Und so kam es vielleicht, dass er sich auch der Geschichte Russlands zunächst von seinen kolonialen Räumen und Grenzen her, durch das ungewöhnliche Prisma des "Arctic Mirror", zu nähern suchte, indem er die lange Geschichte der Begegnungen von Stämmen und Händlern, von Schamanen und Forschern noch einmal aufrollte – eine Geschichte, die in der Sowjetperiode ganz eigene Intensitäten gewonnen und Wendungen genommen hat. Slezkines ursprünglich sprach- und literaturhistorisch geprägter Blick hat sich dabei zunehmend an ethnologischen Befunden und Begriffen geschärft. Und aus dieser Verbindung ist schließlich das wunderbare Eingangskapitel zu seinem Jewish Century entstanden, "Merkurs Sandalen – Von Juden und anderen Nomaden", in dem er die Beziehungen zwischen "Apolloniern" und "Merkuriern" als einen überraschend unkomplizierten, den Blick erweiternden Schlüssel zur Entwicklungsgeschichte fast aller menschlichen Gesellschaften entfaltet hat. (Wie genau, das lese man besser selber nach.)

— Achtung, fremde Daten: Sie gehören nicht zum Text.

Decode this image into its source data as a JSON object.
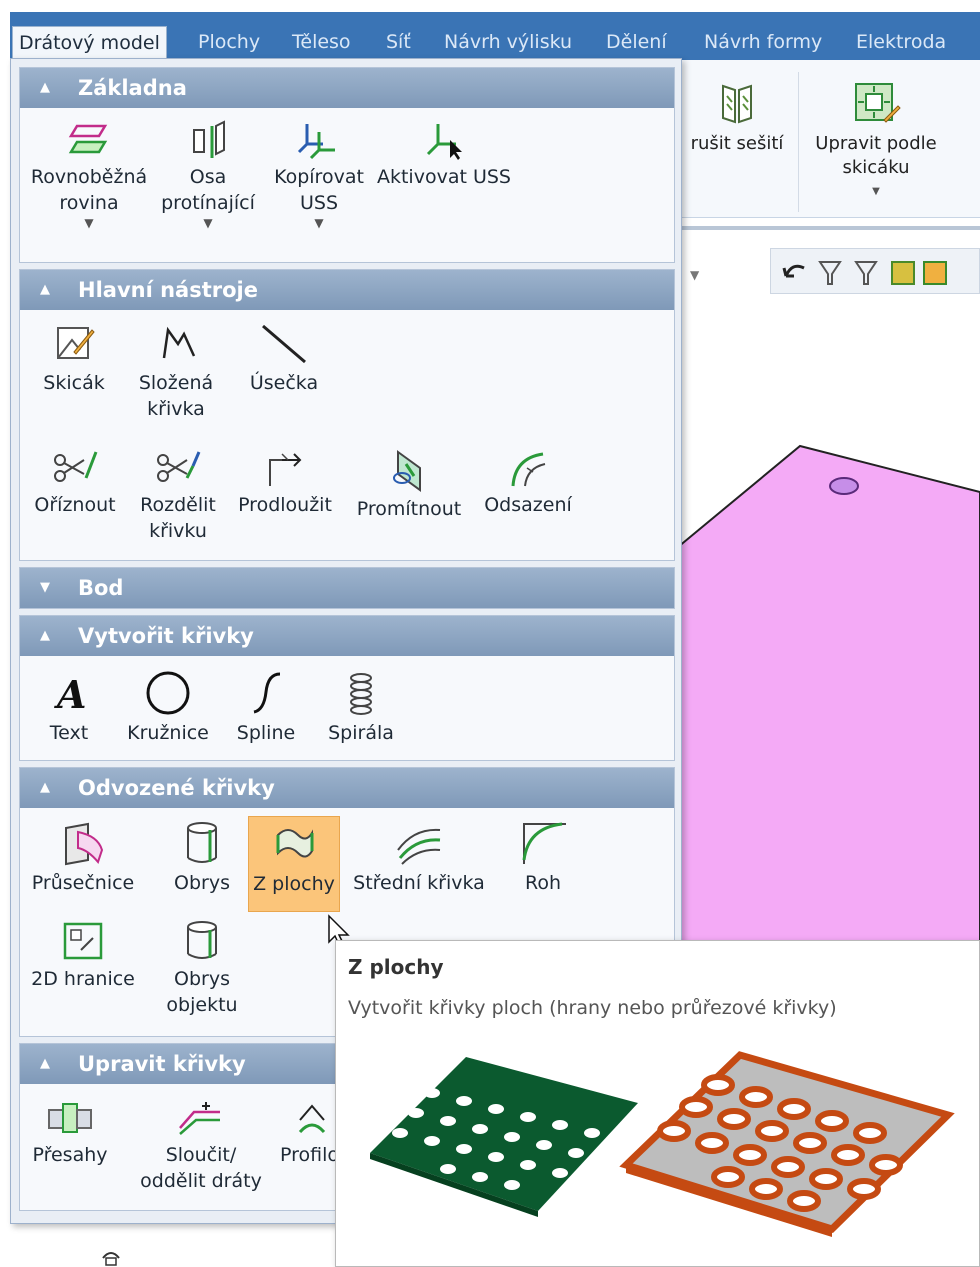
{
  "tabs": [
    {
      "label": "Drátový model",
      "active": true
    },
    {
      "label": "Plochy"
    },
    {
      "label": "Těleso"
    },
    {
      "label": "Síť"
    },
    {
      "label": "Návrh výlisku"
    },
    {
      "label": "Dělení"
    },
    {
      "label": "Návrh formy"
    },
    {
      "label": "Elektroda"
    }
  ],
  "ribbon": {
    "cancel_stitch_label": "rušit sešití",
    "edit_by_sketch_label_1": "Upravit podle",
    "edit_by_sketch_label_2": "skicáku"
  },
  "groups": {
    "zakladna": {
      "title": "Základna",
      "items": [
        {
          "line1": "Rovnoběžná",
          "line2": "rovina",
          "dropdown": true
        },
        {
          "line1": "Osa",
          "line2": "protínající",
          "dropdown": true
        },
        {
          "line1": "Kopírovat",
          "line2": "USS",
          "dropdown": true
        },
        {
          "line1": "Aktivovat USS",
          "line2": ""
        }
      ]
    },
    "hlavni": {
      "title": "Hlavní nástroje",
      "items": [
        {
          "line1": "Skicák",
          "line2": ""
        },
        {
          "line1": "Složená",
          "line2": "křivka"
        },
        {
          "line1": "Úsečka",
          "line2": ""
        },
        {
          "line1": "Oříznout",
          "line2": ""
        },
        {
          "line1": "Rozdělit",
          "line2": "křivku"
        },
        {
          "line1": "Prodloužit",
          "line2": ""
        },
        {
          "line1": "Promítnout",
          "line2": ""
        },
        {
          "line1": "Odsazení",
          "line2": ""
        }
      ]
    },
    "bod": {
      "title": "Bod"
    },
    "vytvorit": {
      "title": "Vytvořit křivky",
      "items": [
        {
          "line1": "Text"
        },
        {
          "line1": "Kružnice"
        },
        {
          "line1": "Spline"
        },
        {
          "line1": "Spirála"
        }
      ]
    },
    "odvozene": {
      "title": "Odvozené křivky",
      "items": [
        {
          "line1": "Průsečnice",
          "line2": ""
        },
        {
          "line1": "Obrys",
          "line2": ""
        },
        {
          "line1": "Z plochy",
          "line2": ""
        },
        {
          "line1": "Střední křivka",
          "line2": ""
        },
        {
          "line1": "Roh",
          "line2": ""
        },
        {
          "line1": "2D hranice",
          "line2": ""
        },
        {
          "line1": "Obrys",
          "line2": "objektu"
        }
      ]
    },
    "upravit": {
      "title": "Upravit křivky",
      "items": [
        {
          "line1": "Přesahy",
          "line2": ""
        },
        {
          "line1": "Sloučit/",
          "line2": "oddělit dráty"
        },
        {
          "line1": "Profilo",
          "line2": ""
        }
      ]
    }
  },
  "tooltip": {
    "title": "Z plochy",
    "description": "Vytvořit křivky ploch (hrany nebo průřezové křivky)"
  },
  "colors": {
    "tab_bar": "#3a74b5",
    "group_header": "#8aa3c1",
    "highlight": "#fbc57a",
    "model_fill": "#f4aaf6",
    "plate_green": "#0b5a2f",
    "plate_orange": "#c54a12"
  }
}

Dass alle Geschichte persönlich ist, würde Yuri Slezkine vermutlich unterschreiben. "Lives as Tales" hieß seine wieder einmal äußerst knappe und luzide Einführung zu einer Sammlung weiblicher Lebensgeschichten (In the Shadow of the Revolution, Princeton, 2000), die er gemeinsam mit Sheila Fitzpatrick herausgegeben hat. Sein Jewish Century hatte er denn auch seinen beiden Großmüttern gewidmet, von denen die eine als Tochter einer Adelsfamilie kosakischer Herkunft durch die Revolution alles verloren hatte und dennoch als loyale Sowjetbürgerin starb; während die andere, die jüdische Großmutter, die aus einer armen Familie im Ansiedlungsrayon stammte und als Kommunistin alles auf die Karte der Revolution und des sozialistischen Aufbaus gesetzt hatte, ihr Leben am Ende als Fehler betrachtete und ihre früher missachtete jüdische Herkunft als Quelle ihres Stolzes hütete.
Es ist die widerspruchsvolle Geschichte dieser Generation seiner Großeltern und damit seiner eigenen Herkunft, die Yuri Slezkine aufzuschlüsseln versucht, ohne sich vom Medusenblick des Großen Terrors oder von den Sirenengesängen der russischen Hymnen hypnotisieren zu lassen – aber auch, ohne ihren suggestiven Wirkungen einfach auszuweichen. Das braucht Zeit, Ruhe, Konzentration. Wir warten geduldig.